- Jaysingpur Location in Maharashtra, India
- Coordinates: 16°47′01″N 74°33′59″E﻿ / ﻿16.7835056°N 74.5664406°E
- Country: India
- State: Maharashtra
- District: Kolhapur
- Founded: 1916
- Founder: Shahu of Kolhapur

Government
- • Type: Municipality
- • Rank: .

Population
- • Total: near about 70,000

Languages
- • Official: Marathi
- Time zone: UTC+5:30 (IST)
- PIN: 416101
- Telephone code: +91-2322
- Vehicle registration: MH-09

= Jaysingpur =

Jaysingpur is a city and municipal council in the Kolhapur district of the Indian state of Maharashtra. The city derives its name from Raja Jaysing, the father of Shrimant Chhatrapati Shahu Maharaj of Kolhapur, who planned and developed the architecture of the city. Shahu Maharaj laid out Jaysingpur as one of the few "chess board cities" in Maharashtra where roads meet at 90-degree angles. Jaysingpur is rapidly developing as a major satellite suburb of Sangli city. The city holds a strategic location between Sangli, Kolhapur, Miraj and Ichalkaranji.

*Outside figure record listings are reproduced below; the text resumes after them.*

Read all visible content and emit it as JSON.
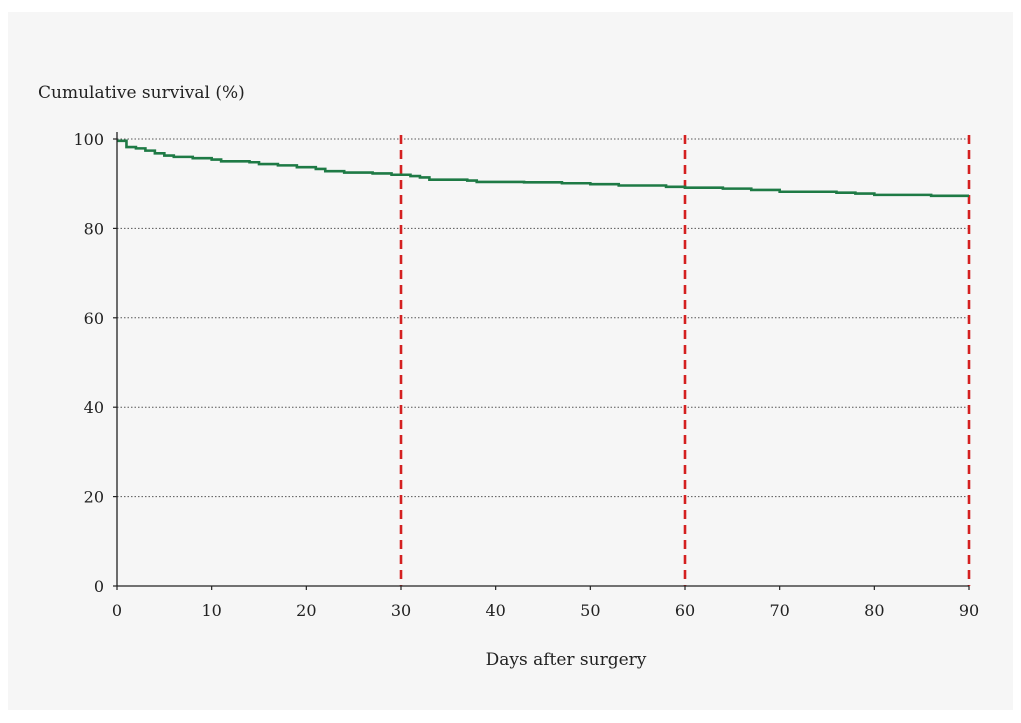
{
  "chart_data": {
    "type": "line",
    "title": "",
    "ylabel": "Cumulative survival (%)",
    "xlabel": "Days after surgery",
    "xlim": [
      0,
      90
    ],
    "ylim": [
      0,
      100
    ],
    "x_ticks": [
      "0",
      "10",
      "20",
      "30",
      "40",
      "50",
      "60",
      "70",
      "80",
      "90"
    ],
    "y_ticks": [
      "0",
      "20",
      "40",
      "60",
      "80",
      "100"
    ],
    "grid": "horizontal dotted",
    "legend": "none",
    "series": [
      {
        "color": "#1e7a45",
        "step": true,
        "points": [
          [
            0,
            99.6
          ],
          [
            1,
            98.2
          ],
          [
            2,
            97.9
          ],
          [
            3,
            97.4
          ],
          [
            4,
            96.8
          ],
          [
            5,
            96.3
          ],
          [
            6,
            96.0
          ],
          [
            8,
            95.7
          ],
          [
            10,
            95.4
          ],
          [
            11,
            95.0
          ],
          [
            14,
            94.8
          ],
          [
            15,
            94.4
          ],
          [
            17,
            94.1
          ],
          [
            19,
            93.7
          ],
          [
            21,
            93.3
          ],
          [
            22,
            92.8
          ],
          [
            24,
            92.5
          ],
          [
            27,
            92.3
          ],
          [
            29,
            92.0
          ],
          [
            31,
            91.7
          ],
          [
            32,
            91.4
          ],
          [
            33,
            90.9
          ],
          [
            37,
            90.7
          ],
          [
            38,
            90.4
          ],
          [
            43,
            90.3
          ],
          [
            47,
            90.1
          ],
          [
            50,
            89.9
          ],
          [
            53,
            89.6
          ],
          [
            58,
            89.3
          ],
          [
            60,
            89.1
          ],
          [
            64,
            88.9
          ],
          [
            67,
            88.6
          ],
          [
            70,
            88.2
          ],
          [
            76,
            88.0
          ],
          [
            78,
            87.8
          ],
          [
            80,
            87.5
          ],
          [
            86,
            87.3
          ],
          [
            90,
            87.3
          ]
        ]
      }
    ],
    "reference_lines": {
      "x": [
        30,
        60,
        90
      ],
      "color": "#d42020",
      "style": "dashed"
    }
  }
}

The city was founded in 1916 and celebrated its centenary(Shatabdi Varsha) in September 2016. The city has one of the largest tobacco markets in the country, and processes tobacco and gutkha for the surrounding region.

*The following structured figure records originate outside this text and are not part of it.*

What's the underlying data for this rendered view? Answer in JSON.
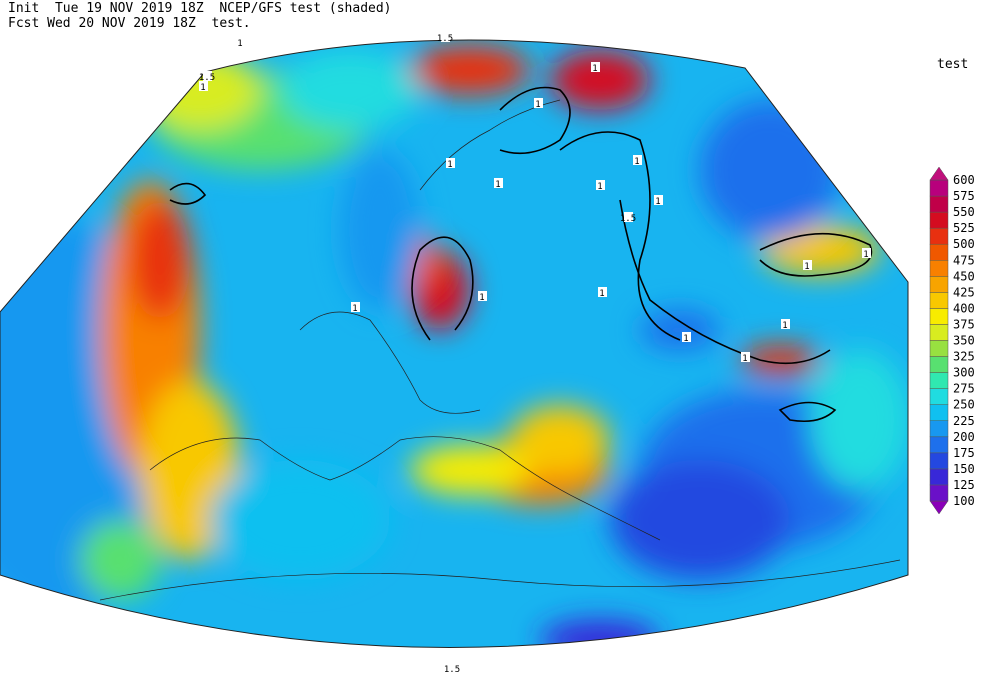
{
  "header": {
    "line1": "Init  Tue 19 NOV 2019 18Z  NCEP/GFS test (shaded)",
    "line2": "Fcst Wed 20 NOV 2019 18Z  test."
  },
  "legend": {
    "title": "test",
    "levels": [
      100,
      125,
      150,
      175,
      200,
      225,
      250,
      275,
      300,
      325,
      350,
      375,
      400,
      425,
      450,
      475,
      500,
      525,
      550,
      575,
      600
    ],
    "colors": [
      "#8a00b8",
      "#6a10c8",
      "#3828d8",
      "#2448e0",
      "#1e70ec",
      "#1898f0",
      "#10c0f0",
      "#20dce0",
      "#30e8b0",
      "#58e070",
      "#98e040",
      "#d8ec20",
      "#f8ec00",
      "#f8c800",
      "#f8a400",
      "#f88000",
      "#f05800",
      "#e83010",
      "#d40c20",
      "#c00048",
      "#b8007c",
      "#c0107c"
    ]
  },
  "contour_labels": [
    "1",
    "1.5",
    "1.5",
    "1",
    "1",
    "1",
    "1",
    "1",
    "1",
    "1",
    "1",
    "1.5",
    "1",
    "1",
    "1",
    "1",
    "1",
    "1",
    "1",
    "1",
    "1.5"
  ]
}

Siddheshwar is the grama daivat (town deity) of Jaysingpur, also known as the deity of Siddheshwar Mandir.

==Education==
Jaysingpur has many educational institutions. Schools in Jaysingpur are either "municipal schools" or private schools run by trusts or individuals, which may receive government financial aid. The schools are affiliated either with the Maharashtra State Board, the All-India Council for the Indian School Certificate Examinations, the National Institute of Open Schooling, or the Central Board of Secondary Education. Marathi, Semi-English and English are the usual languages of instruction. There are many schools which provide better education facilities at affordable fees. Laxminarayan Malu High School (Old Jaysingpur High School), Balawantrao Zele High School, Jantara Kalpvruksha Vidyamandir (Old Bharat High School), the oldest schools hold more than 7000 students studying from first to twelfth grade. The town includes 3 schools and two medical college, one diploma-polytechnic college and one engineering college. Postgraduate education in the fields of engineering and medicine is available.

==Economy==
Jaysingpur is an important marketplace for the trading of tobacco and crops like rice, baby corn and cereals. It is also an automotive industries supply chain and manufacturing hub as many suppliers transport their finished components through Jaysingpur. Baby corn suppliers from Danoli (Hirashankar Agro (Amit Dalavi). In addition, many high-tech engineering entrepreneurs have businesses in Jaysingpur.
==Transport==
===Roads===
Jaysingpur has good connectivity with a number of major cities. However, much of the road network remains unpaved. It is well connected with Kolhapur and Sangli through Kolhapur - Sangli State Highway.

===Bus===
Public transport by bus is provided by MSRTC (Maharashtra State Road Transport Corporation). There are also many private buses that provide services to all major destinations in Maharashtra, Karnataka and Andhra Pradesh. MSRTC provides bus services from Jaysingpur to Sangli city, Miraj city and the Kolhapur city every 15 minutes.

===Railways===
Jaysingpur has a railway station (station code - JSP) which is on the Kolhapur–Miraj line of the Central Railway.Sangli station is the nearest major railway station, about 12 km away on the Mumbai–Bangalore main line. Sangli railway station is also connected to the city via bus services. From Sangli railway station, there are seversl trains to Delhi, Mumbai, Bengaluru, Pune, Goa, Mysuru, Hubli, Belgaum, Surat, Vadodara, Ahmedabad, Jodhpur, Udaipur, Bikaner, Ajmer, Agra, Gwalior, Jhansi, Puducherry, Tirunelveli(Kanyakumari), Guntakal, Tiruchirapali, Ratlam, Kota, Nagpur, Itarsi, Solapur, Latur, Barshi, Chitaurgarh, Abu Road, Gandhidham etc. Sangli station is convenient to reach from Jaysingpur.